Over centuries, we have seen architects and engineers leading innovation. The Romans building ingenious aqueducts, the construction of the Canal du Midi and the Eiffel Tower in France, or more recently the Norman Foster’s Millau viaduct or landmark buildings like the Guggenheim Museum in Bilbao by Frank Gehry. Buildings that inspire and stretch technological possibilities. Ideas that have literally shaped construction and design, and transformed their surroundings.
Pont du Gard, by an unknown Roman architect
If we look from that perspective, the role of the enterprise architect and enterprise architecture becomes somewhat awkward. When did you see an example of landmark enterprise architecture? When have you been inspired by your enterprise architects or EA department? Often enterprise architects focus on stability, risk reduction or cost savings. We create clear descriptions of the current situation of our organization, how it operates and how different areas of the enterprise are intertwined. Sometimes with the analysis of where improvements should be made. We hardly ever create a visionary view of the organization, its role, value, services, and how they can be realized.
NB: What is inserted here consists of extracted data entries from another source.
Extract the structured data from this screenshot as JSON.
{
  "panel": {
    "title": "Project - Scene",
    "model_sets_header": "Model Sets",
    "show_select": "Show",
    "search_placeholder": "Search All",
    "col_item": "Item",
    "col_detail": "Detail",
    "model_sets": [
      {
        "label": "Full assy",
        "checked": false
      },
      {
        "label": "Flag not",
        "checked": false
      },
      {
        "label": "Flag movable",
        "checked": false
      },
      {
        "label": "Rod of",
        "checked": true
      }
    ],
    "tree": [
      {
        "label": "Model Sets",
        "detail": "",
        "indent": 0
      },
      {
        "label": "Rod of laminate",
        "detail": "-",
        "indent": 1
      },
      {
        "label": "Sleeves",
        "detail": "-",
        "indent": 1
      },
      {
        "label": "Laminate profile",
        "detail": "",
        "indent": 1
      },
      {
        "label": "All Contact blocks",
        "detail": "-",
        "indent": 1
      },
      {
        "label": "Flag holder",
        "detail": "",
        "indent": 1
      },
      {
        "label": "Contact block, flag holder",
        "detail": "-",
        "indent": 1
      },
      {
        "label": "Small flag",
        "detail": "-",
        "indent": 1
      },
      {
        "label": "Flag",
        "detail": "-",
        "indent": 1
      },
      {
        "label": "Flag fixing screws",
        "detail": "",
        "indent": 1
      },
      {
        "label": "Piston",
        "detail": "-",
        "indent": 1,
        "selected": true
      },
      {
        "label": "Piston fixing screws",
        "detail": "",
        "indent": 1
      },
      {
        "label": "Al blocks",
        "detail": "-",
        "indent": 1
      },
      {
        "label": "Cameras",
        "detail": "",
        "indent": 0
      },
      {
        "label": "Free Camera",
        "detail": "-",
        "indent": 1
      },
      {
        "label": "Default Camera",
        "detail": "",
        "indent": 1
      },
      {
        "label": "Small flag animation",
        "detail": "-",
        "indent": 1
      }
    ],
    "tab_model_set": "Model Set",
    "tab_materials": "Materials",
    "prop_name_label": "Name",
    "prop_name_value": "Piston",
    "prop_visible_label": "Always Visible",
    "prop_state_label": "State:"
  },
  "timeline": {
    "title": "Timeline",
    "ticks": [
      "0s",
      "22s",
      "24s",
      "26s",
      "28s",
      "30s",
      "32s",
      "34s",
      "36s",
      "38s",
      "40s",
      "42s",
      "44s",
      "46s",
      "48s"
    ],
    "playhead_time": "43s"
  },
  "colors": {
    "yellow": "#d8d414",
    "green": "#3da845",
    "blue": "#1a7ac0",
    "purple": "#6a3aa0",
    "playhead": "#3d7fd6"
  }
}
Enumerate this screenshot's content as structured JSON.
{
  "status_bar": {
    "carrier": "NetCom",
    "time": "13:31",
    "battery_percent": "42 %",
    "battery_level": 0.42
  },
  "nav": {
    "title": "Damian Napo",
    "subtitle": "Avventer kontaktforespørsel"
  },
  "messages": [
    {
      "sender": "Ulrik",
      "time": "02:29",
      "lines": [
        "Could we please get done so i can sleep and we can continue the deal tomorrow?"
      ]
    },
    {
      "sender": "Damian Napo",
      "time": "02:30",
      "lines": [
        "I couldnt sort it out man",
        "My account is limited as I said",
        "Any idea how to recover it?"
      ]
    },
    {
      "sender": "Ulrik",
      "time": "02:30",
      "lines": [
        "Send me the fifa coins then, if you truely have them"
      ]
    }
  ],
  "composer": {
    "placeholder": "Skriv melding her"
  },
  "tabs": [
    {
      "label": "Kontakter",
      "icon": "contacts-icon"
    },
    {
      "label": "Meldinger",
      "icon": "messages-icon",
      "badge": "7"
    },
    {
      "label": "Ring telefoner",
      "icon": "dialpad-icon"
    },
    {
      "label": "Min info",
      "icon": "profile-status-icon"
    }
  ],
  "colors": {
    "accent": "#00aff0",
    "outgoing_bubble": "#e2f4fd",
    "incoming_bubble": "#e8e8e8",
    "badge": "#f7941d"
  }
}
“Enterprise architecture is an internal view, it is not fair to compare it with ‘real architecture’”, you might argue. This is too easy a way out. Much of architecture has to deal with the internal structure of the objects constructed. As in enterprise architecture. We should link the internal aspects of enterprise architecture to the external impact: how can we easily adopt new services, based on this architecture? How can we enable completely new interaction patterns, grow towards 24/7 services, or empower our employees to work everywhere as if they were in the office?
Garabit viaduct, by Gustave Eiffel
We, as enterprise architects, owe it to our profession and our stakeholders to stretch the possibilities of our organizations to the limits. Not to focus on restrictions or limitations, but to highlight strengths and opportunities. To do so, we need to translate and transfer the essence of the organization and its strategy into the architecture. Concepts such as business models, business blueprints and operating models are instrumental. Architects in this digital age should facilitate innovation by contributing to flexibility and scalability, learning-by-doing and experimentation.
In some ways, this requires a cultural transformation among enterprise architects. Many architects are deeply invested in describing their current-state architecture and argue that you need to know exactly where you are before you can decide where to go. This itself is a rather safe endeavor. Nothing much can go wrong if you just diligently investigate what your enterprise is, has and does. But aiming for the future is risky business: if you get it wrong, the consequences may be disastrous. This may get many of us out of our comfort zones, but enterprise architects should not just be enterprise bookkeepers.
Millau viaduct, by Norman Foster
A second cultural change is that we need to get away from the classical waterfall, ‘Big-design-up-front’ approach: first creating extensive architectures and designs, and only then starting to implement them. In an world of rapid change, this approach no longer cuts the mustard. Stakeholders cannot wait until architects come up with their extensive designs, but need to be provided with on-the-spot guidance and advice, while the architecture keeps evolving in the background. Lean and agile approaches to enterprise architecture are needed to keep pace with a volatile environment.
This leads us to a third cultural change: a focus on change itself as the constant factor. Most organizations are in a permanent process of transition. The ‘unfreeze-change-refreeze’ model, reasoning from a fixed current to a desired future state of the architecture, no longer really applies; the current state is always in flux and the future state is a moving target. We architects should concentrate on enabling and giving direction to this continuous innovation process, rather than on overly detailed designs of some desired future.
Perhaps we should invest more time and energy into this cultural change than in yet another refinement of our process architecture, system architecture or TOGAF capabilities. No, not perhaps. Start enabling innovation and transformation in your organization. Now.